I agree there is an issue with the SSD, and that the BX500 has an unfortunate history, but I do not think it is failing. This:
Drives:
disk0 - CT2000BX500SSD1 2.00 TB (Solid State - TRIM: No) ⚠️
Internal SATA 6 Gigabit Serial ATA
Were it sick, this value shown in the resutls:
File system: 37.09 seconds
would likely be much higher, closer to the time-out value of 120 seconds.
In doing HDD to SATA SSD conversions, I found that, although fast when first installed, SATA SSDs start to slow over time to incredibly abysmal speeds if TRIMForce is not enabled. Been there; done that. Your SSD should be doing an minimum of 480-500MB/sec.
Before doing anything else:
1) Out of an abundance of caution, repeat the EtreCheck test with all external drives disconnected, especially the G-Tech USB-2 drive. I've seen reports like this here where some USB-2 external drives slowed overall performance. Not common, but easy enough to test.
2) If that does NOT return SSD speeds to the 480-500MB/sec range or better, BACK UP your drive before engaging TRIMForce BUT...

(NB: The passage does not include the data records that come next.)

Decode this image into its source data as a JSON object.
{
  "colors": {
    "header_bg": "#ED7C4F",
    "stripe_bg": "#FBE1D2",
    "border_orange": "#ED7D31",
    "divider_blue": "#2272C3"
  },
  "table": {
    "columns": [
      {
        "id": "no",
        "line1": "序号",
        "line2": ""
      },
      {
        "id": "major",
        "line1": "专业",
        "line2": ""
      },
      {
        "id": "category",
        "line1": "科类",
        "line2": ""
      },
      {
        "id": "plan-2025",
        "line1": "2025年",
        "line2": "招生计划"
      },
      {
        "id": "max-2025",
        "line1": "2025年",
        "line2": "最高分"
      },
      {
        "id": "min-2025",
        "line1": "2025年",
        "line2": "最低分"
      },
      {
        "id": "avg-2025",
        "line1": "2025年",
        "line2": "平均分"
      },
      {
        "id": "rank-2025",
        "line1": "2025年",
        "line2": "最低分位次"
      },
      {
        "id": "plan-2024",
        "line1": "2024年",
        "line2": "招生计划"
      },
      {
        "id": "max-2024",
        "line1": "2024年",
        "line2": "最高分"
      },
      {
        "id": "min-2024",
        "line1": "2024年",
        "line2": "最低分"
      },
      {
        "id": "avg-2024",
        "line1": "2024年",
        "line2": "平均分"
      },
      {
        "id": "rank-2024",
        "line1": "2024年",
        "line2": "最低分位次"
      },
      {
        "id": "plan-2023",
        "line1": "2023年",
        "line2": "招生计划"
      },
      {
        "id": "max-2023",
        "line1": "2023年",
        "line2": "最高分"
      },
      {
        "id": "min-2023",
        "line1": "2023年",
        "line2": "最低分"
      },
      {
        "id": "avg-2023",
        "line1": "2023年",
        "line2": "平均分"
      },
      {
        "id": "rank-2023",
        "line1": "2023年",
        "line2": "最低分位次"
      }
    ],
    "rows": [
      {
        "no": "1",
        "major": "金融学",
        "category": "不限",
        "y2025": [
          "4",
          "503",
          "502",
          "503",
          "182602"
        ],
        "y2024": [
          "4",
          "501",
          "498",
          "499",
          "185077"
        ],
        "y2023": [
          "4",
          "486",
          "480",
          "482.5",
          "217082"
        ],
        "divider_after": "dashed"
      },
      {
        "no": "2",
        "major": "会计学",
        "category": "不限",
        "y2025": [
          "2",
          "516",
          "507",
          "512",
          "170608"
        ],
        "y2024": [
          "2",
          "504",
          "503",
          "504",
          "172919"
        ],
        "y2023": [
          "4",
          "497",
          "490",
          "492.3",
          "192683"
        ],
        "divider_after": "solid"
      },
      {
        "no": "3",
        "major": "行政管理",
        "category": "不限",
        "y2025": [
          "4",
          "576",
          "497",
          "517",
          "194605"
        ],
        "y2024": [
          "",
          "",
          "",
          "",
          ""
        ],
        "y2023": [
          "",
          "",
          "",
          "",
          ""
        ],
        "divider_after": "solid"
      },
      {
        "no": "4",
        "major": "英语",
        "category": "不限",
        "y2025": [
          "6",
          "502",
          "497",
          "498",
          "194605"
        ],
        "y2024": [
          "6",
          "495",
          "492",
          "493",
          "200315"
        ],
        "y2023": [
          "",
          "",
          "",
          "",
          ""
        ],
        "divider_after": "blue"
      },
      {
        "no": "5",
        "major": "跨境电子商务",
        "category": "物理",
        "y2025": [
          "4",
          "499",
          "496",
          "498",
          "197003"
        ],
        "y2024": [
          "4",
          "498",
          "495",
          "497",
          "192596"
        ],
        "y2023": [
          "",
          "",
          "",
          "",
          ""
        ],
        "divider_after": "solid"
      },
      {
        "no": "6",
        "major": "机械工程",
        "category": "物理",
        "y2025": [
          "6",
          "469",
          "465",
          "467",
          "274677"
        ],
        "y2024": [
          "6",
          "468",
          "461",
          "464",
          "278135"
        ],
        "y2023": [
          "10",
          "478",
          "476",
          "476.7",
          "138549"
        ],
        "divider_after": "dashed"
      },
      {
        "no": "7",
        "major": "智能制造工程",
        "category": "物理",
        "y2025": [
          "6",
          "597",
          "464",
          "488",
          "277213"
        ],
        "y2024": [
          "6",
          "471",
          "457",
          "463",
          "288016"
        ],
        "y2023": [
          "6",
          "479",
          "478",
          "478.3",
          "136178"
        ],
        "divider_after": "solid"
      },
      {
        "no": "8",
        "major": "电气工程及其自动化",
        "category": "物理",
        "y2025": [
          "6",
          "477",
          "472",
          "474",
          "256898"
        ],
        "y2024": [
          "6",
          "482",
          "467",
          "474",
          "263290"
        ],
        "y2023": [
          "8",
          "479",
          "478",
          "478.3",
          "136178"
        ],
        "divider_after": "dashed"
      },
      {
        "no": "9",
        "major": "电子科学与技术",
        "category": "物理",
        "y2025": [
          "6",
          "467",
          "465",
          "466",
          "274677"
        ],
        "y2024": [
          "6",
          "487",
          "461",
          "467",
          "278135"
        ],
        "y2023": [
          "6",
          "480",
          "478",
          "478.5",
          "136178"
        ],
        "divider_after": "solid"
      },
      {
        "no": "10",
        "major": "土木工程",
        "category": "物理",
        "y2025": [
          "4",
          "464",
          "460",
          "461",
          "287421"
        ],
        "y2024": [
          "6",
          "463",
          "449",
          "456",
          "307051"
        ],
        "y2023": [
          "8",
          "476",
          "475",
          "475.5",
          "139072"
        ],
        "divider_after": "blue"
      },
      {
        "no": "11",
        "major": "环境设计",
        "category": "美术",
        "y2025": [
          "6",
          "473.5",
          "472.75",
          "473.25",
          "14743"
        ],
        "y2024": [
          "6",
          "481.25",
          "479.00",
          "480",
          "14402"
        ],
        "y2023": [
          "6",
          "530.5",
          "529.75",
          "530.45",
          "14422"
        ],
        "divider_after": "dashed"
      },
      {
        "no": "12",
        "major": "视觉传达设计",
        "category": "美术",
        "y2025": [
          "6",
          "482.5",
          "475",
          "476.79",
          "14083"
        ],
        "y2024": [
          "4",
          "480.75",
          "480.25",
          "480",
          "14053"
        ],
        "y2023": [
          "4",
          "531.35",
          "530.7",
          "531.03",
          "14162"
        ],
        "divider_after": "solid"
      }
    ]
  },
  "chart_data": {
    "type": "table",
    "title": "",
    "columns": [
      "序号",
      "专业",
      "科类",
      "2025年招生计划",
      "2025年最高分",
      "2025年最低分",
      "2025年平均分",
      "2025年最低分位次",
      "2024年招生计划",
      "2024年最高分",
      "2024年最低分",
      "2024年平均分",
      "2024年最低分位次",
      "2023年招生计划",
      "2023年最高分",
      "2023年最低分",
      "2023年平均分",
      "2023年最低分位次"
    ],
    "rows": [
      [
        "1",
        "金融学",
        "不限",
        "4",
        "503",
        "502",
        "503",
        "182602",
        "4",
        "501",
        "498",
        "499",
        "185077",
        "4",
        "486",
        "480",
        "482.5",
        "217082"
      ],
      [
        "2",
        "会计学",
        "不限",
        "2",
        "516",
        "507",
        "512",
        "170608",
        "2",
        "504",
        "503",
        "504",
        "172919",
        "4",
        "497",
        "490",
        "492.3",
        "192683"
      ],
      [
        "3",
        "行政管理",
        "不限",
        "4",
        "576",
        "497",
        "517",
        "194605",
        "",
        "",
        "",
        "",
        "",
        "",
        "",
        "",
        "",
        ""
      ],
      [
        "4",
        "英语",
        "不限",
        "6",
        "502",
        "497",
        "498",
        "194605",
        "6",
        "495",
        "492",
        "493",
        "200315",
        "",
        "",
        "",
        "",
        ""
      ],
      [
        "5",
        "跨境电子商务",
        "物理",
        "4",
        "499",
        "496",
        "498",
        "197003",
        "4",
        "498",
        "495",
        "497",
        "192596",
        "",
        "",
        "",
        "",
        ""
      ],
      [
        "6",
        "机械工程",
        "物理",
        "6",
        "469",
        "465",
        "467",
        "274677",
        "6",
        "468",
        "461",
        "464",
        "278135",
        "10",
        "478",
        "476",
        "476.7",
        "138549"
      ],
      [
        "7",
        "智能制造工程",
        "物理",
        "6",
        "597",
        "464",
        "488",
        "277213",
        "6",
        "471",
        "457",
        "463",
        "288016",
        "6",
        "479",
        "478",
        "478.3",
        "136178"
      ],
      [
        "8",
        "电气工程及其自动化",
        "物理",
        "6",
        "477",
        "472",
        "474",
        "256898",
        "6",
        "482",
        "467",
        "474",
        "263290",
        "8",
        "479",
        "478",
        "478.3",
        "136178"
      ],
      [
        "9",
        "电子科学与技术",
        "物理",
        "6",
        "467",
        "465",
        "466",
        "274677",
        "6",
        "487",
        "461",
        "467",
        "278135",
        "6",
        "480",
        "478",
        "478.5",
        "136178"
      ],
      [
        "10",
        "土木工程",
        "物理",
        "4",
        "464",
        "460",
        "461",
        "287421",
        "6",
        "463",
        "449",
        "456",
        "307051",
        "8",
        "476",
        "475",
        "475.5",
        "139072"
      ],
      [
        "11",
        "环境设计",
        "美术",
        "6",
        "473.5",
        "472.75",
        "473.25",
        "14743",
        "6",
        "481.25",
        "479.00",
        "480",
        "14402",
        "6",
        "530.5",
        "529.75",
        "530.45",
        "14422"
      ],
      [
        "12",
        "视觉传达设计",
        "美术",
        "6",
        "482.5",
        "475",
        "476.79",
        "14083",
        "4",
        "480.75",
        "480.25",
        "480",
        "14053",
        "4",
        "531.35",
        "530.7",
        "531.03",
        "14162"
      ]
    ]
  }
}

...DO NOT use the third-party TRIM enabler that is on your hard drive. Instead, use the Terminal method laid out in this article:
HOW TO EXECUTE ‘TRIMFORCE’ COMMAND WITH YOUR SSD
Speeds will NOT increase immediately. Restart the computer in SAFE MODE. Once you have a Safe Mode desktop, do nothing else except walk away. Let the computer sit unused in Safe Mode for about hour so SM can do its work. This will NOT erase your drive.
Subsequent tests may show little or no improvement right away/ So do the safe mode boot again and let it sit. It took about three of those, allow at least 30 minutes, before my Mac's responded to TRIM on an aftermarket SATA SSD installed.
NOTE: on my Mac, SSD speeds were excellent for about 2 years without TRIM but then plummeted. Today it is back to its speedy self.
CCleaner has to go. Earlier incarnations of it to were eager to flag important system files as junk and tell users to dump them.
Macs—cat-like— clean themselves, and have for over 20 years. Your paid Apple good money to create and implement elegant and automated self-maintenance routines that do all the housekeeping needed in the wee hours of the morning when most people don't use their comptuers. They even defrag.
The industry knows this. To me, that make any third-party products that claim to clean, optimize, tune-up, or otherwise play maid to your Mac a four-letter word that starts with "s."